Cultura ed Eventi

Progetto Bellezz@, riapertura termini e istituzione Commissione per valutare documentazione

Sono state pubblicate, nella Gazzetta Ufficiale del 14 novembre le modalità e le tempistiche per l’assegnazione degli interventi che saranno finanziati dal progetto “Bellezz@-Recuperiamo i luoghi culturali dimenticati”.

Le modalità sono contenute nel decreto del Presidente del Consiglio dei ministri del 27 settembre 2018.

L’allegato al decreto contiene la tabella degli interventi che accederanno al finanziamento. Ai 271 approvati se ne aggiungono altri, per un totale di 310, che saranno finanziati qualora non sarà possibile assegnare le risorse a quelli inizialmente previsti.

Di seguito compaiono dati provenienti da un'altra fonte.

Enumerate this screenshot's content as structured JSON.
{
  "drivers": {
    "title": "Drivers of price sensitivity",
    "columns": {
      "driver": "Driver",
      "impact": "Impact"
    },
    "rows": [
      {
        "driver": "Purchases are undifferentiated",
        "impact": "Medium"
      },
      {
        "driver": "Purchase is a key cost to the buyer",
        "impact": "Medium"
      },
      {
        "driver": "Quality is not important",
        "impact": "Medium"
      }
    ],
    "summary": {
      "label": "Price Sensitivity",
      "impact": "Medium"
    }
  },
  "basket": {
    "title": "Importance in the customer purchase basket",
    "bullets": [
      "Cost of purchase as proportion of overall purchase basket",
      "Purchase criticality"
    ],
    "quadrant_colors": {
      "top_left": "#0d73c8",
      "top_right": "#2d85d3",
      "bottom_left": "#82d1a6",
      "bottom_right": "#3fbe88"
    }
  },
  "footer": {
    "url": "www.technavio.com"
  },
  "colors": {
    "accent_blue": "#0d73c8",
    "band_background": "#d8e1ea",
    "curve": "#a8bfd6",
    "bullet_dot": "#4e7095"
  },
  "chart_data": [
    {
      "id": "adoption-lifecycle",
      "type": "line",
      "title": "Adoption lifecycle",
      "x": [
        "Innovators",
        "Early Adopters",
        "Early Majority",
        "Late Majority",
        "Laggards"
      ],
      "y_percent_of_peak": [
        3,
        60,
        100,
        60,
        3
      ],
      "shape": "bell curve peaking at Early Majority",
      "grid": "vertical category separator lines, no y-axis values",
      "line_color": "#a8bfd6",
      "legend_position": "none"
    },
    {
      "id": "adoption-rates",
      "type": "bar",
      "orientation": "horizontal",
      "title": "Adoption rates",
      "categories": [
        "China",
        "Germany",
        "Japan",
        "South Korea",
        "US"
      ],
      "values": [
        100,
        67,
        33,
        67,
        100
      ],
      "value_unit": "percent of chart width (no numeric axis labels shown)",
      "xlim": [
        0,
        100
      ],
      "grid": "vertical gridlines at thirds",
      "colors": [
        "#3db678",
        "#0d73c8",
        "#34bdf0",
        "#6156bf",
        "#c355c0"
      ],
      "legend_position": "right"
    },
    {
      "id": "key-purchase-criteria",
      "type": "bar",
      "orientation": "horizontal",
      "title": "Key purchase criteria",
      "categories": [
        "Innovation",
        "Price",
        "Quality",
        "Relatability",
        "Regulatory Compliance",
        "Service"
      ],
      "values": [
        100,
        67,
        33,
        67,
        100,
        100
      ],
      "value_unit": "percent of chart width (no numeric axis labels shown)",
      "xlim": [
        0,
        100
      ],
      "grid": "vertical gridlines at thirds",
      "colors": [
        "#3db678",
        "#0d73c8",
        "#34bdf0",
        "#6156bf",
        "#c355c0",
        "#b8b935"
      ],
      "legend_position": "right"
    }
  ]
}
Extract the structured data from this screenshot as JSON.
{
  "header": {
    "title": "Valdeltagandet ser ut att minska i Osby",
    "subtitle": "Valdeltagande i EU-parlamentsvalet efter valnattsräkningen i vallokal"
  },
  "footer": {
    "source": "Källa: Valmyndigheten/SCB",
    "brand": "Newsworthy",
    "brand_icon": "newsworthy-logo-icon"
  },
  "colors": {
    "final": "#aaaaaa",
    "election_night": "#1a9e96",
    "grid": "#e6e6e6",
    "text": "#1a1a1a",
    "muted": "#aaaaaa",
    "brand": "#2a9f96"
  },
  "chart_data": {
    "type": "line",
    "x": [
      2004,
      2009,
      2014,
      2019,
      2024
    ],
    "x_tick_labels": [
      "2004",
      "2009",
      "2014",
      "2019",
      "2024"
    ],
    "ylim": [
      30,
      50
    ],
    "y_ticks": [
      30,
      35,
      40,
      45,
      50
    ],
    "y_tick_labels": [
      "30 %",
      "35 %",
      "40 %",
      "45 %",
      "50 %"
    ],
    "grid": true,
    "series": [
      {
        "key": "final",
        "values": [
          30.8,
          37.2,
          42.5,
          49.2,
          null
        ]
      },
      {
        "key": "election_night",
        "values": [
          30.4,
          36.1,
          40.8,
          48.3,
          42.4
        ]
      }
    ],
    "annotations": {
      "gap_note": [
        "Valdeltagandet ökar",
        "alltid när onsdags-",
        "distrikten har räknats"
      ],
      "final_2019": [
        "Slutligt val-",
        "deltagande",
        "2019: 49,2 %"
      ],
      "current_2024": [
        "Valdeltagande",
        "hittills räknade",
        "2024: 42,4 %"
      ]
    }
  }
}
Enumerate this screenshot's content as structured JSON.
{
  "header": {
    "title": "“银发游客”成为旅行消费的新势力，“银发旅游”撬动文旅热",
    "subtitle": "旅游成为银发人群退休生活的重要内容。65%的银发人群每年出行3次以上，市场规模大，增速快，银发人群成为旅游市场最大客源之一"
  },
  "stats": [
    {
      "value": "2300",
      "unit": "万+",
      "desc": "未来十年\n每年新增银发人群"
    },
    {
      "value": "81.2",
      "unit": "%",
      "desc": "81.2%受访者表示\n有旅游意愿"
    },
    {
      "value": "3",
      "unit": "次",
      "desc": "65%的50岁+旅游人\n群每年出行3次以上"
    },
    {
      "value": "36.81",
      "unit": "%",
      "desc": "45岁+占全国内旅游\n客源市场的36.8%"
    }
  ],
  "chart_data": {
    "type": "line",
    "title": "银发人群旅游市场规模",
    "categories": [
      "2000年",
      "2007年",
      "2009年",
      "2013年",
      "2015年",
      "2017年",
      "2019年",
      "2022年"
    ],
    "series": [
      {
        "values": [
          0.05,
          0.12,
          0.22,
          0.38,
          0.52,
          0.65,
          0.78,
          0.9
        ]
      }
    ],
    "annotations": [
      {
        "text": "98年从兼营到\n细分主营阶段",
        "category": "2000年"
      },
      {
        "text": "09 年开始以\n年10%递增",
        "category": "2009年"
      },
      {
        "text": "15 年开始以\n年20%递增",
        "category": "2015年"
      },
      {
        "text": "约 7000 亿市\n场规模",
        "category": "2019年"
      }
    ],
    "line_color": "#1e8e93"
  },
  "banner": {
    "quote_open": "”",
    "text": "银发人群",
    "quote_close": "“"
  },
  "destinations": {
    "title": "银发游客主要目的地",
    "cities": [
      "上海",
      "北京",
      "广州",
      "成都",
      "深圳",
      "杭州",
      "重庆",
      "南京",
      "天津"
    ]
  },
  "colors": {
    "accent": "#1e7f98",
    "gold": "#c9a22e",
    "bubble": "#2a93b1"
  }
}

In merito alla riapertura dei termini per la presentazione della documentazione, lo scorso ottobre, il sottosegretario ai beni culturali, Gianluca Vacca, aveva risposto a un’interrogazione di Anna Ascani (Pd), nella quale la deputata chiedeva al Mibac di fare chiarezza su come e quando verranno assegnati i finanziamenti stanziati per il progetto “Bellezz@-Recuperiamo i luoghi culturali dimenticati” (leggi qui). Il sottosegretario aveva proprio fatto riferimento a un “decreto della Presidenza del Consiglio dei ministri in corso d’emanazione”.

Il decreto, oltre a definire i termini per la presentazione della documentazione, definisce anche la costituzione di una Commissione per l’attuazione del progetto «Bellezz@-Recuperiamo i luoghi culturali dimenticati». Lo stesso sottosegretario aveva anticipato la costituzione della Commissione in risposta all’interrogazione.

L’ACCESSO AL FINANZIAMENTO

Accedono alla fase successiva di stipula delle convenzioni con il Mibac, gli enti attuatori degli interventi (dal numero 1 al numero 271) inseriti nella tabella allegata al decreto.

Gli enti presentano, entro sei mesi dal 14 novembre (data di pubblicazione del decreto), una dichiarazione con le specifiche dell’intervento.

Questa viene inviata al Segretariato generale della Presidenza del Consiglio dei ministri. L’invio della documentazione dovrà avvenire esclusivamente mediante posta elettronica certificata all’indirizzo progettobellezza@pec.governo.it.

L’invio della documentazione dopo il termine indicato dal decreto comporta il non accesso alla fase successiva della stipula delle convenzioni.

Gli enti attuatori che hanno già presentato parte della documentazione richiesta sono comunque tenuti a presentare la restante documentazione indicata dal decreto.

Il termine è sempre di sei mesi dalla data di pubblicazione del decreto. Gli enti possono proporre modifiche e/o integrazioni alla documentazione già presentata senza però inficiare la coerenza con l’intervento/progetto originariamente segnalato e selezionato.

LA COMMISSIONE PER L’ATTUAZIONE DEL PROGETTO

Finalità della Commissione istituita con decreto è quella di completare, nell’ambito dell’attuazione del piano da 150 milioni di euro voluto dall’ex premier Matteo Renzi per progetti di valorizzazione dei piccoli luoghi, l’individuazione degli enti attuatori. Essi accederanno alla fase successiva di stipula delle convenzioni con il Ministero dei Beni culturali. Tali convenzioni riguarderanno le modalità di erogazione del finanziamento e di verifica degli interventi.

La Commissione, in base a quanto stabilito dal decreto, è composta da due rappresentanti della Presidenza del Consiglio dei ministri, di cui uno con funzioni di Presidente, e un rappresentante rispettivamente del Mibac, del Ministero dell’Economia e del Ministero delle infrastrutture e dei trasporti. I componenti saranno individuati con successivo decreto del Presidente del Consiglio dei ministri.

LA VALUTAZIONE DELLA COMMISSIONE

La Commissione provvede alla verifica della sussistenza e della conformità della documentazione trasmessa, nonché la coerenza della stessa con l’intervento/progetto originariamente segnalato e selezionato. In caso di esito positivo della verifica, il Presidente della Commissione ne da’ comunicazione all’Ufficio del Segretariato Generale della Presidenza del Consiglio dei ministri.

Quest’ultimo adotterà un apposito decreto di accesso alla successiva fase di stipula delle convenzioni con il Mibac.

Qualora, invece, si evidenzi l’incompletezza della documentazione, l’incoerenza o la non conformità del progetto, l’ente verrà escluso dall’accesso alla fase successiva della stipula delle convenzioni.

Le eventuali somme residue non erogate, rese disponibili da una o più esclusioni dall’accesso alla fase successiva di stipula delle convenzioni, sono destinate, nei limiti della capienza finanziaria, agli ulteriori interventi dell’allegato, nell’ordine indicato.